Margins, errors and unknowns

Trading plan for this week - try to stay cool calm and collected even as the hurricane batters the Gulf of Mexico and oil perhaps spikes though the roof. On the evidence of a late Sunday night, the currency markets seem to be shrugging off the oil spike and USD/GBP, EUR/USD and EUR/JPY are behaving perfectly, from Flash's point of view, i.e. euro down, sterling down, dollar up, yen up. And if the hurricane isn't quite as bad as expected Flash is perfectly poised to take advantage of any bounce of relief when normal trading resumes on Tuesday.

Flash has Dow longs in place from 11180, 11365, 11378 and 11428 and he is hoping to hold onto them through thick and thin this week - if not there are stops in place which will ensure he doesn't lose any money. Everything in his fund is broadly unchanged except that he's bought even more HBOS and Barclays, and has dipped a toe in the housebuilding market with a purchase of a long position in distressed US housebuilder DR Horton. He might also buy some Taylor Wimpey tomorrow. On Friday he bought more Ambac, BT and Lehman as well...He's hoping that there is enough margin in most of his positions to ride out the volatility. The accuracy of the currency bets is offsetting the dampening of profit on the long indices - but flash remains long on FTSE, S&P and the Dow, and is hoping to stay long for at least a couple of weeks.

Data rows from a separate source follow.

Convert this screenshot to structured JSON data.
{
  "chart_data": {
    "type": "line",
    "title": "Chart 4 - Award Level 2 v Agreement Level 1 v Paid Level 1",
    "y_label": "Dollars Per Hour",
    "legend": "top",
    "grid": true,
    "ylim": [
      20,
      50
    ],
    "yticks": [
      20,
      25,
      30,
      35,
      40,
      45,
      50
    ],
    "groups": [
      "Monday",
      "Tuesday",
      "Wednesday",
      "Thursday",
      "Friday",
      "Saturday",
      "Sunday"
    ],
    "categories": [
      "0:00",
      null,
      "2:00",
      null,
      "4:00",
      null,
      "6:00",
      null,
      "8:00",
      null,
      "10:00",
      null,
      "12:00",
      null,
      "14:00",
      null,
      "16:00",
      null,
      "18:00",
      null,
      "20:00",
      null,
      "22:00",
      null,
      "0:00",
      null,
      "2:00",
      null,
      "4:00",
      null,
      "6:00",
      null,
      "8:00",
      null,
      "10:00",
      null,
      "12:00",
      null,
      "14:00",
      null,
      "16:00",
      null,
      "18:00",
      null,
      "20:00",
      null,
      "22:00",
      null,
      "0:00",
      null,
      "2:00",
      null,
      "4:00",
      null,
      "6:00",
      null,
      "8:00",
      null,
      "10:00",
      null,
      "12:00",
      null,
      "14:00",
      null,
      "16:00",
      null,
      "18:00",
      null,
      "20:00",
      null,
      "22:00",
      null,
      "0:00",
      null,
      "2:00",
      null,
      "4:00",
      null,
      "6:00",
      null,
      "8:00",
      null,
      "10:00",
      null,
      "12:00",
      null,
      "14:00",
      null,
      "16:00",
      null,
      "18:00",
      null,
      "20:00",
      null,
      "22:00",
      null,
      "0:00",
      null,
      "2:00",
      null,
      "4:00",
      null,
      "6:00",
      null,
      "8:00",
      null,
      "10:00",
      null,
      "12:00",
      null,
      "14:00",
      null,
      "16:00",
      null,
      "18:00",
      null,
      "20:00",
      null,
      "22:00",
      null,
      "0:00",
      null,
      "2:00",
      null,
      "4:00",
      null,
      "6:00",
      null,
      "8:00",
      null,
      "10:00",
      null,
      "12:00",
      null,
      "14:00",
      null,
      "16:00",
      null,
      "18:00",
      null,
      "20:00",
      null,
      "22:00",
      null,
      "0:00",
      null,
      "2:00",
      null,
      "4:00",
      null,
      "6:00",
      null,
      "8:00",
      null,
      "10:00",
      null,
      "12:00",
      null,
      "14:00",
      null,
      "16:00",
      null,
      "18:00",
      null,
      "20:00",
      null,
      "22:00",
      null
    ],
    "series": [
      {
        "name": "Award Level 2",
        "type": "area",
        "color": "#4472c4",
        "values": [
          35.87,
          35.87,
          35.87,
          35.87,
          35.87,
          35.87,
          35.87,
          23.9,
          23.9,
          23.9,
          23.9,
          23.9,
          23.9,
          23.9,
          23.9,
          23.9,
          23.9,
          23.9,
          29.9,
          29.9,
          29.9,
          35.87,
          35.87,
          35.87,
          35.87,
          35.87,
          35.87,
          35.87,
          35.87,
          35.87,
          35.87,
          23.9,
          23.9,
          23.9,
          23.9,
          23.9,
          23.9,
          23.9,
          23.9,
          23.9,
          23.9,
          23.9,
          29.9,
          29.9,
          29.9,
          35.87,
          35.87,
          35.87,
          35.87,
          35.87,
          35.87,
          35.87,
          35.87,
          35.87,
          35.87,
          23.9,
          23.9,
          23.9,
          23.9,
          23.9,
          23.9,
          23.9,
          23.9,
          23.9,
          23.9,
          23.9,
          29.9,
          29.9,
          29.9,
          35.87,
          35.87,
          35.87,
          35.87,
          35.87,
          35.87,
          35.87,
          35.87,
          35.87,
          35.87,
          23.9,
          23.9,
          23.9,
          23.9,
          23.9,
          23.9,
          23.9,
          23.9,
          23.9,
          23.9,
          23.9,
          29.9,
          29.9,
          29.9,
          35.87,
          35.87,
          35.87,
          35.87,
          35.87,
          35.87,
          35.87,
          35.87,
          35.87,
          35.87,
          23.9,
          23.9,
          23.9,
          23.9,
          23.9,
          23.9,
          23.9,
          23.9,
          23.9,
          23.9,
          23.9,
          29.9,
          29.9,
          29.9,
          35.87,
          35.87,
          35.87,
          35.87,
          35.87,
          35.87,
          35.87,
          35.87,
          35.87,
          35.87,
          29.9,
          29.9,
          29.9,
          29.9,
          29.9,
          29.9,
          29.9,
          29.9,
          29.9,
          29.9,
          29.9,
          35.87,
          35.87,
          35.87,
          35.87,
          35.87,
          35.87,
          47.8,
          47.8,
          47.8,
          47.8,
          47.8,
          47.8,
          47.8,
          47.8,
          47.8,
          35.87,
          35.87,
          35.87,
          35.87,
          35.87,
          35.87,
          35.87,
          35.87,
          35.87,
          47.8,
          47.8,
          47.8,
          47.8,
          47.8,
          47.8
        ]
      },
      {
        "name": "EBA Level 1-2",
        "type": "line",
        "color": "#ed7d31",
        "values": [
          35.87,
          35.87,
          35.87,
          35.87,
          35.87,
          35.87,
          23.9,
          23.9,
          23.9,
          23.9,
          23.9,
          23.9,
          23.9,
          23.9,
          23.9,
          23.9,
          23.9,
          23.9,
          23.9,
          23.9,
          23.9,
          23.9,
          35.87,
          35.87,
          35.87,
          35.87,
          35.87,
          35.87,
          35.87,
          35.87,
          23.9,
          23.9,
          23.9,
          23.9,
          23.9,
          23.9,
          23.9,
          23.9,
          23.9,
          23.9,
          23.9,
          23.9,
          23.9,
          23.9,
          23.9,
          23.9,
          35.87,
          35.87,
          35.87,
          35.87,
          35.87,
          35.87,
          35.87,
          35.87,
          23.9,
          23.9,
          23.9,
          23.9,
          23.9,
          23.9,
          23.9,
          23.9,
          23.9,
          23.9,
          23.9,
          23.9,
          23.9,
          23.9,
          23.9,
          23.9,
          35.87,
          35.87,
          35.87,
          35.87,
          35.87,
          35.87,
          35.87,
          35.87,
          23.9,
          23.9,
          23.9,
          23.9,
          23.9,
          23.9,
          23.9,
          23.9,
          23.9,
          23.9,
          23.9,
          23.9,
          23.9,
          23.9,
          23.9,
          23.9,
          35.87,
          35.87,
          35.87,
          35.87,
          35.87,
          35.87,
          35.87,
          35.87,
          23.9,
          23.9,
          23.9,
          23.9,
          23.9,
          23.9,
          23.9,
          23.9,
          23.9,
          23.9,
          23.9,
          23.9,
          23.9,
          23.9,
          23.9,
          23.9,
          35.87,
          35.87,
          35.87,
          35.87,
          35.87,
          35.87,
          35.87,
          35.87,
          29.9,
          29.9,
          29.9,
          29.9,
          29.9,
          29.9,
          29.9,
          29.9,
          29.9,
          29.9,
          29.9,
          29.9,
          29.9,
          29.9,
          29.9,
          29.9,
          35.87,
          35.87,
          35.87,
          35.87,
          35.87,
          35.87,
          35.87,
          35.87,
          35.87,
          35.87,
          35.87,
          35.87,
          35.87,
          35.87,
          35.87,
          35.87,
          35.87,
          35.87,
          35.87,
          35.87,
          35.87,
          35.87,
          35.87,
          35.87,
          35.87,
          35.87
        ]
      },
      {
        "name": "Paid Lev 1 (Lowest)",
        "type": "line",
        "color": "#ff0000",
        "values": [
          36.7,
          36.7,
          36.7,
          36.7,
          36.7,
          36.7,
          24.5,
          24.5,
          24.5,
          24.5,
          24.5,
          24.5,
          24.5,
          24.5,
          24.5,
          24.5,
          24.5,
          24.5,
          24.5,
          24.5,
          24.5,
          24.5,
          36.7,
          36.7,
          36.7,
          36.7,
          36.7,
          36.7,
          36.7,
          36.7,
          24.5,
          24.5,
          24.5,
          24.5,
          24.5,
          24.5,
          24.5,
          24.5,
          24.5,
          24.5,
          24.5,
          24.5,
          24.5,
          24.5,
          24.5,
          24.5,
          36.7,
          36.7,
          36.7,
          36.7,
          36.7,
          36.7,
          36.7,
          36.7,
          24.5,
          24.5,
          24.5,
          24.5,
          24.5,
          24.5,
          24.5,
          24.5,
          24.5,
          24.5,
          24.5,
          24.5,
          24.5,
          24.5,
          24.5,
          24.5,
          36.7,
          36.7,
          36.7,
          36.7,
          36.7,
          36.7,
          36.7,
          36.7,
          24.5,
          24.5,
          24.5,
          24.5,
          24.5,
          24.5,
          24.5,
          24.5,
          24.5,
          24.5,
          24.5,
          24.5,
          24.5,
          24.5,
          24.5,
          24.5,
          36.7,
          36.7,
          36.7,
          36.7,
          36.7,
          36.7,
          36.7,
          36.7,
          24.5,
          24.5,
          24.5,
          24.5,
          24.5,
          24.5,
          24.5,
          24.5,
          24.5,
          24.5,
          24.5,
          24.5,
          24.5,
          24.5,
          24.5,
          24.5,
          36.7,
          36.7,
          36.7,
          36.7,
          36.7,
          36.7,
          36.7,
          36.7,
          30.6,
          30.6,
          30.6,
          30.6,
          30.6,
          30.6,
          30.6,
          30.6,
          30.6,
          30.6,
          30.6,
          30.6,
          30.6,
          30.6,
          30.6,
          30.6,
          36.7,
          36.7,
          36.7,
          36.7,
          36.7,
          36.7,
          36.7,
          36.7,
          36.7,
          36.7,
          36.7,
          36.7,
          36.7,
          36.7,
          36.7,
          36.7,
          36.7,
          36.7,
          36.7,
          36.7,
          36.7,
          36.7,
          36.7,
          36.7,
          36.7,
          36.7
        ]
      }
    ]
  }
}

One anxiety is that his fund is totally underexposed to the opposite view - that the banks and housebuilders are fucked and that the dollar is as much of a basket case as any other currency, that demand exceeds supply in commodities - energy especially - and that the price of oil and gas could be headed back into the stratosphere again if supply gets seriously disrupted either by acts of natural or political/diplomatic violence. Of course, if energy prices do rise further and inflationary pressure builds back again it's hard to see how any of the world's economies will have anything other than a serious crash landing. Flash thinks that if oil goes sky high again then demand will be choked off even more, meaning that it will correct back downward because everywhere will be plunged into deep, deep recession. So the disinflationary call from a macro perspective remains valid, whether the disinflation takes 3 months or a year or more to work through. The other bit of Flash's view is that everyone KNOWS that the banks and housebuilders are fucked and therefore they are a total bargain at the prices they are trading at. Most of his long financial positions have sufficient profit and stops to make sure that he can't lose on them, so the risk/reward of taking his view seems pretty solid.

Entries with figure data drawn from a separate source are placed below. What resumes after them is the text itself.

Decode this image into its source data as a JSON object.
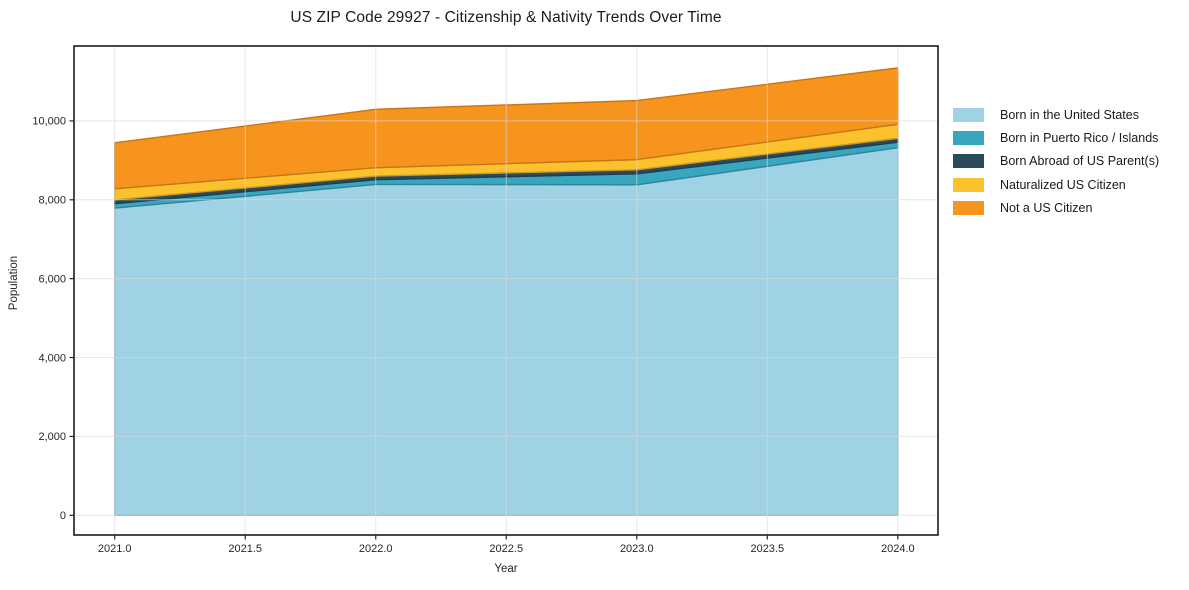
{
  "page": {
    "title": "US ZIP Code 29927 - Citizenship & Nativity Trends Over Time"
  },
  "chart_data": {
    "type": "area",
    "stacked": true,
    "title": "US ZIP Code 29927 - Citizenship & Nativity Trends Over Time",
    "xlabel": "Year",
    "ylabel": "Population",
    "x": [
      2021,
      2022,
      2023,
      2024
    ],
    "series": [
      {
        "name": "Born in the United States",
        "color": "#a0d2e6",
        "values": [
          7790,
          8390,
          8380,
          9320
        ]
      },
      {
        "name": "Born in Puerto Rico / Islands",
        "color": "#39a6bf",
        "values": [
          110,
          120,
          280,
          140
        ]
      },
      {
        "name": "Born Abroad of US Parent(s)",
        "color": "#2b4a5c",
        "values": [
          100,
          90,
          100,
          100
        ]
      },
      {
        "name": "Naturalized US Citizen",
        "color": "#fcc22e",
        "values": [
          280,
          215,
          260,
          355
        ]
      },
      {
        "name": "Not a US Citizen",
        "color": "#f7941e",
        "values": [
          1165,
          1480,
          1495,
          1430
        ]
      }
    ],
    "totals": [
      9445,
      10295,
      10515,
      11345
    ],
    "x_ticks": {
      "values": [
        2021.0,
        2021.5,
        2022.0,
        2022.5,
        2023.0,
        2023.5,
        2024.0
      ],
      "labels": [
        "2021.0",
        "2021.5",
        "2022.0",
        "2022.5",
        "2023.0",
        "2023.5",
        "2024.0"
      ]
    },
    "y_ticks": {
      "values": [
        0,
        2000,
        4000,
        6000,
        8000,
        10000
      ],
      "labels": [
        "0",
        "2,000",
        "4,000",
        "6,000",
        "8,000",
        "10,000"
      ]
    },
    "xlim": [
      2020.844,
      2024.154
    ],
    "ylim": [
      -500,
      11900
    ],
    "grid": true,
    "legend_position": "outside-right"
  },
  "style": {
    "frame_color": "#1a1a1a",
    "grid_color": "#d9d9d9",
    "tick_color": "#262626",
    "tick_label_color": "#262626",
    "background": "#ffffff"
  }
}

And even if we have even grimmer data/terrible results to come, it's the overbought commodity and resources stocks, and the other traditionally defensive plays that are likely to come down harder. Well, that's what Flash is betting on anyway, and he has stops and margins in place in case a major rethink proves necessary.

PS As a hedge against some of this inflationary uncertainty Flash has broken the habit of the last couple of months and taken out a small long position on the Gold Dec future from 838. It's purely a hedge - if the rest of his view falls into place then he will take a small loss, but given that oil is likely to be nasty this week, Flash is willing to take this risk.